Indiana had one of the largest over-the-month gains in the country. Indiana added 10,700 jobs from June to July. However, the headline number does not always tell the complete story, and today’s number for Indiana is no exception. Private sector job growth for Indiana was not as strong. The 10,700 monthly change in jobs was driven primarily by government hiring, adding 7,400 jobs. Private sector growth in Indiana was positive, but over shadowed by the stronger growth in government sector hiring. Taken together, both private and public sector hiring certainly surpassed the previous month’s drop of 5,300, and the 7,400 gain in government sector hiring was also the strongest since May 2010.
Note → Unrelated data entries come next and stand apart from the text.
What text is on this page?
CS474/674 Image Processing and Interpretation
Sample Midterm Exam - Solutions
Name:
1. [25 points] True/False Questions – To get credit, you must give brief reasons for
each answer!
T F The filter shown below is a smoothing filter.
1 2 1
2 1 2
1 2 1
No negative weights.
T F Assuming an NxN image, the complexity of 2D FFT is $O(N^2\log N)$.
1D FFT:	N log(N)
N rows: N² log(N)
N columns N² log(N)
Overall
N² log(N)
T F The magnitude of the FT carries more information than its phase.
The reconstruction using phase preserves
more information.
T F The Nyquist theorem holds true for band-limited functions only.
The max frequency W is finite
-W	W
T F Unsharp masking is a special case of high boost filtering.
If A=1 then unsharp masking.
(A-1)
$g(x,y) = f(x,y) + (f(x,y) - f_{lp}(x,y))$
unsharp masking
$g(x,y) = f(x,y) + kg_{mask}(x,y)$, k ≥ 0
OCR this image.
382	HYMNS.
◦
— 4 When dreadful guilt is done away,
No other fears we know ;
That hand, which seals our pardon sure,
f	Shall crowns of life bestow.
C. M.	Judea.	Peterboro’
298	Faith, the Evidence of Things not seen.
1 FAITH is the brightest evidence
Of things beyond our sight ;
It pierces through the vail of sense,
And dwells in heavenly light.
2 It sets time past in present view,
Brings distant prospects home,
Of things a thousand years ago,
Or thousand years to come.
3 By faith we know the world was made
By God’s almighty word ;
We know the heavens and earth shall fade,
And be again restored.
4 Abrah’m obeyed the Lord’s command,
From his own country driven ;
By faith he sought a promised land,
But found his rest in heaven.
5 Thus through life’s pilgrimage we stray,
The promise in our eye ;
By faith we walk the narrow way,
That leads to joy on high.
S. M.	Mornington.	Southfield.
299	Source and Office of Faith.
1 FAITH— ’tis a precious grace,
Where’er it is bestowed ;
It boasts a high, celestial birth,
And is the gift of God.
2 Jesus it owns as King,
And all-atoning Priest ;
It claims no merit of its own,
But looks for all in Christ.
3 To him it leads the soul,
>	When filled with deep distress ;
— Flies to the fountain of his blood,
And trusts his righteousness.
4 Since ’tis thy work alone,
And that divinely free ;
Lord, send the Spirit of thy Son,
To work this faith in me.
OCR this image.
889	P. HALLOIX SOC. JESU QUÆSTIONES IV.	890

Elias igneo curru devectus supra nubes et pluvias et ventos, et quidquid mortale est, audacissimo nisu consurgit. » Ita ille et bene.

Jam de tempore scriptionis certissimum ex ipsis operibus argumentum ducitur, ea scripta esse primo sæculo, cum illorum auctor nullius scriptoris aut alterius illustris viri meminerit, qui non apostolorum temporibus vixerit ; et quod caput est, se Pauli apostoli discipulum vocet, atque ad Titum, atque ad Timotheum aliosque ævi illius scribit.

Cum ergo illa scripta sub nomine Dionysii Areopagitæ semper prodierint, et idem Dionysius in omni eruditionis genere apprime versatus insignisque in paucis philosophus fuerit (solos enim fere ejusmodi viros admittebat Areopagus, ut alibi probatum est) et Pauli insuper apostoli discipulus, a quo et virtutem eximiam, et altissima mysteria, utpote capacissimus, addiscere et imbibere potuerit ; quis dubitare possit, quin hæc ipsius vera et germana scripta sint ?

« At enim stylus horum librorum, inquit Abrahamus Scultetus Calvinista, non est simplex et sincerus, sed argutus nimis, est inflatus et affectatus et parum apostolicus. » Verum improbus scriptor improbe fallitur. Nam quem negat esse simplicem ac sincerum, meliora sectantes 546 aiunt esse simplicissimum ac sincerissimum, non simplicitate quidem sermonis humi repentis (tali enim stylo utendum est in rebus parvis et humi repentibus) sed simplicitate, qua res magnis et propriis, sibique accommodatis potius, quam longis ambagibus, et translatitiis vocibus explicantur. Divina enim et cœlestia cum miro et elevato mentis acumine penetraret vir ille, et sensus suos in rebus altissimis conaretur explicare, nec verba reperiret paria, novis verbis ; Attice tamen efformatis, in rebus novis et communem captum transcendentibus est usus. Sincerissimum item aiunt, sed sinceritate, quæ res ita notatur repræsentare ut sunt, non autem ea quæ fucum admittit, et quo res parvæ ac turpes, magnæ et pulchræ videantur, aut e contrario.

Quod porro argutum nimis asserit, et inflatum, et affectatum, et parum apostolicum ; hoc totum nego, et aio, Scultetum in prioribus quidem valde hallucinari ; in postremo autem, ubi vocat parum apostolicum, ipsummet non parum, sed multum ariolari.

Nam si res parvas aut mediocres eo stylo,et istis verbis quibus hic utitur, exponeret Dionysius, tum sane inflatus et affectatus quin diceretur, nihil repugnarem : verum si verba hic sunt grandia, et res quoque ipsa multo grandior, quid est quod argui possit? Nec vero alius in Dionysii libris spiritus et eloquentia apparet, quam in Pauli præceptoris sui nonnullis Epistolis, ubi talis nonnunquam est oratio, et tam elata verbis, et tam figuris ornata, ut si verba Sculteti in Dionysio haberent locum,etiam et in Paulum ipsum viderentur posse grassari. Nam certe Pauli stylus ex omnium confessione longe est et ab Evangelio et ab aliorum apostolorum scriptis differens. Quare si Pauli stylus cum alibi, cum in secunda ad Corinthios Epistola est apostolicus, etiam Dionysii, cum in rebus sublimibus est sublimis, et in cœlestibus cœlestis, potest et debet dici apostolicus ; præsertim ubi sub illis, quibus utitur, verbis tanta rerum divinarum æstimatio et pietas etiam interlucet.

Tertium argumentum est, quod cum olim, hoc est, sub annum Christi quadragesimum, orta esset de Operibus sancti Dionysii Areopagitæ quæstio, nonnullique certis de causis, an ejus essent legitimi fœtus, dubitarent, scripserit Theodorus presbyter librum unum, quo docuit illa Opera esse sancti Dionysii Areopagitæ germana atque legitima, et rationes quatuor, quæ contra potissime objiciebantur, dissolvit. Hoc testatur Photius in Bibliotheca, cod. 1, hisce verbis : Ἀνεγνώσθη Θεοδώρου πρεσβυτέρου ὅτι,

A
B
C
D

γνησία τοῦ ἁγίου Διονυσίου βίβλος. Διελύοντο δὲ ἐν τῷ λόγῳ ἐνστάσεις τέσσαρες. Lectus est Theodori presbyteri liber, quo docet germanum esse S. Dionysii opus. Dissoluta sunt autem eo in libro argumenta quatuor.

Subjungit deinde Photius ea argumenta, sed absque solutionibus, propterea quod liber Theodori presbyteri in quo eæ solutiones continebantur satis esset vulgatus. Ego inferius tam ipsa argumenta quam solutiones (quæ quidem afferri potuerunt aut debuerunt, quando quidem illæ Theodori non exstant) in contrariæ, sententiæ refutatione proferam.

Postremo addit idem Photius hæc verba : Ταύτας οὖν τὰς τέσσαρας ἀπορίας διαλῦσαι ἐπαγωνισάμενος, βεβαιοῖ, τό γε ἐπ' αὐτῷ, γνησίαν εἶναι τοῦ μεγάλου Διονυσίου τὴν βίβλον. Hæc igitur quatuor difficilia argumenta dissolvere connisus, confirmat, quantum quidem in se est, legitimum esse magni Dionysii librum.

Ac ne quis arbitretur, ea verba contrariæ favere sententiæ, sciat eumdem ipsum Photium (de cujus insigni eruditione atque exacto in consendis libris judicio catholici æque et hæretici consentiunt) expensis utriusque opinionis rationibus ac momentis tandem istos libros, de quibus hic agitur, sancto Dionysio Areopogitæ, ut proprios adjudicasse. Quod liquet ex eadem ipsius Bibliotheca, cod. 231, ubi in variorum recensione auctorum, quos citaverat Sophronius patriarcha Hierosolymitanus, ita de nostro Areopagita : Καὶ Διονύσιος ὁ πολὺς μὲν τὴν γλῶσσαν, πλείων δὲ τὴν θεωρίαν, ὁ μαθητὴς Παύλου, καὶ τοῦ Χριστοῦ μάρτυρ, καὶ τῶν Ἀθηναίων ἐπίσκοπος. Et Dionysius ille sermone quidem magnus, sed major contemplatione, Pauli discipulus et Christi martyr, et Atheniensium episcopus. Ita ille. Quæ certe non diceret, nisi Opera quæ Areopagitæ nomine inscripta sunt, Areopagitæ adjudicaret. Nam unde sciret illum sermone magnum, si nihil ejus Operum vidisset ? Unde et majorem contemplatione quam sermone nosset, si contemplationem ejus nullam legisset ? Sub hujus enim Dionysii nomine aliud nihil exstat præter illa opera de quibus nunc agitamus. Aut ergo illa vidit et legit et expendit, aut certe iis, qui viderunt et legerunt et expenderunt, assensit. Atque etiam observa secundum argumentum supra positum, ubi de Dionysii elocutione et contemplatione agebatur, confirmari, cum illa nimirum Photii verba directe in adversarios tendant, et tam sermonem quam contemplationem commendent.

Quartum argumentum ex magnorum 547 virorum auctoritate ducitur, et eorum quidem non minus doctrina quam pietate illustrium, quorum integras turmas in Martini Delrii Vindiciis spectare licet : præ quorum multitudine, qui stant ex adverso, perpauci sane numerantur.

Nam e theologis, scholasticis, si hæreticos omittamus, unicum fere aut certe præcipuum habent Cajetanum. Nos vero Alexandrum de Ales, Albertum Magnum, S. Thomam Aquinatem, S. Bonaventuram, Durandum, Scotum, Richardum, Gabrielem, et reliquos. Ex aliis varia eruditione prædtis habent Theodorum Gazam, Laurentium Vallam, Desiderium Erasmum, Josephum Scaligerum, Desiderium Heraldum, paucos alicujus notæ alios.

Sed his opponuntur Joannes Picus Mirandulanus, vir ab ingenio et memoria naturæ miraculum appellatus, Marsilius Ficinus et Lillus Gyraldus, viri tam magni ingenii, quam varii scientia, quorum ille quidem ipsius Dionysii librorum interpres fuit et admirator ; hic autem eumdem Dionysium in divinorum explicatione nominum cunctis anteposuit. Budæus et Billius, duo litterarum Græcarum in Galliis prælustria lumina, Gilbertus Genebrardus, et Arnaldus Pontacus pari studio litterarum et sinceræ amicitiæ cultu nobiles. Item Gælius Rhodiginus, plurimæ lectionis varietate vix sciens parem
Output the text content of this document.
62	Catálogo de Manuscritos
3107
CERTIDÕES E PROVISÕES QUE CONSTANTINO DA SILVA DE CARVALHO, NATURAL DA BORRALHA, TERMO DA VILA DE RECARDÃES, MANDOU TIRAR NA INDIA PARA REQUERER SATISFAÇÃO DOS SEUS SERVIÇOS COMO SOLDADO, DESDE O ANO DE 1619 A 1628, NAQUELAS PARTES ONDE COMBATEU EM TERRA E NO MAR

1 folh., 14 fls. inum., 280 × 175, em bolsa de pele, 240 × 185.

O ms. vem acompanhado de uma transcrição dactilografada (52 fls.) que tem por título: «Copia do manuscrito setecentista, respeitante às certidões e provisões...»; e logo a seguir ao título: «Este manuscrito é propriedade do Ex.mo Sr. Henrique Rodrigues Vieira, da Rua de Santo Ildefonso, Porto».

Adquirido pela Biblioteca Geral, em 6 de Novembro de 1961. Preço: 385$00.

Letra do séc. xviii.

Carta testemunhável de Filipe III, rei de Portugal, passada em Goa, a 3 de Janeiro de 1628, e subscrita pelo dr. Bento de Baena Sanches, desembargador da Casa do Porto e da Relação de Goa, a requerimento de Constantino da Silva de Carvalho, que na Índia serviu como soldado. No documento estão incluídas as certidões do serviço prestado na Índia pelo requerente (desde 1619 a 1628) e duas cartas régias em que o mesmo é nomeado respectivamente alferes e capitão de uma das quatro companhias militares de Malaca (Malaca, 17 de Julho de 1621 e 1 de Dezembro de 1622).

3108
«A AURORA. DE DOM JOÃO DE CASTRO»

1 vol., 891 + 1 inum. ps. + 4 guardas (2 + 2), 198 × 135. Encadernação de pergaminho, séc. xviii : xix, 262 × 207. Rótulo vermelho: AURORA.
Unlike Kentucky, Indiana’s manufacturing sector showed a small decline in hiring, with payrolls dropping by 200. Construction showed a gain of 2,400, and education and health services and leisure and hospitality showed small gains of 800 and 900 respectively. Other sectors had small changes or were flat.

The bottom line

Despite today’s relatively weak report for both Indiana and Kentucky, there are some positive signs that the economy may be on the upswing again. Retail sales increased last month, unemployment claims have been improving, and industrial production showed a gain this week. Last month’s national jobs report was also quite favorable.

For both Indiana and Kentucky, manufacturing will continue to be a wild card. Automotive hiring has fueled some of this growth as pent up demand for automobiles has stimulated domestic sales. This manufacturing growth significantly supported payroll growth in both states, accounting for almost a third of job growth in both states over the past year. However, manufacturing indicators continue to suggest that employment growth may decelerate, likely one of the reasons why manufacturing growth was basically flat for Indiana last month. This week, for example, both the Philly Fed Survey and the Empire Manufacturing Survey contracted and came in under consensus estimates. The national ISM Survey and the Chicago PMI also showed potential developing problems for manufacturing in recent reports.

Reports on consumer confidence, and the consumer appetite for durable goods and automobiles continue to be important indicators to watch. Labor market conditions in both Indiana and Kentucky have cooled just a bit, and the degree of cooling will depend on the manufacturing sector.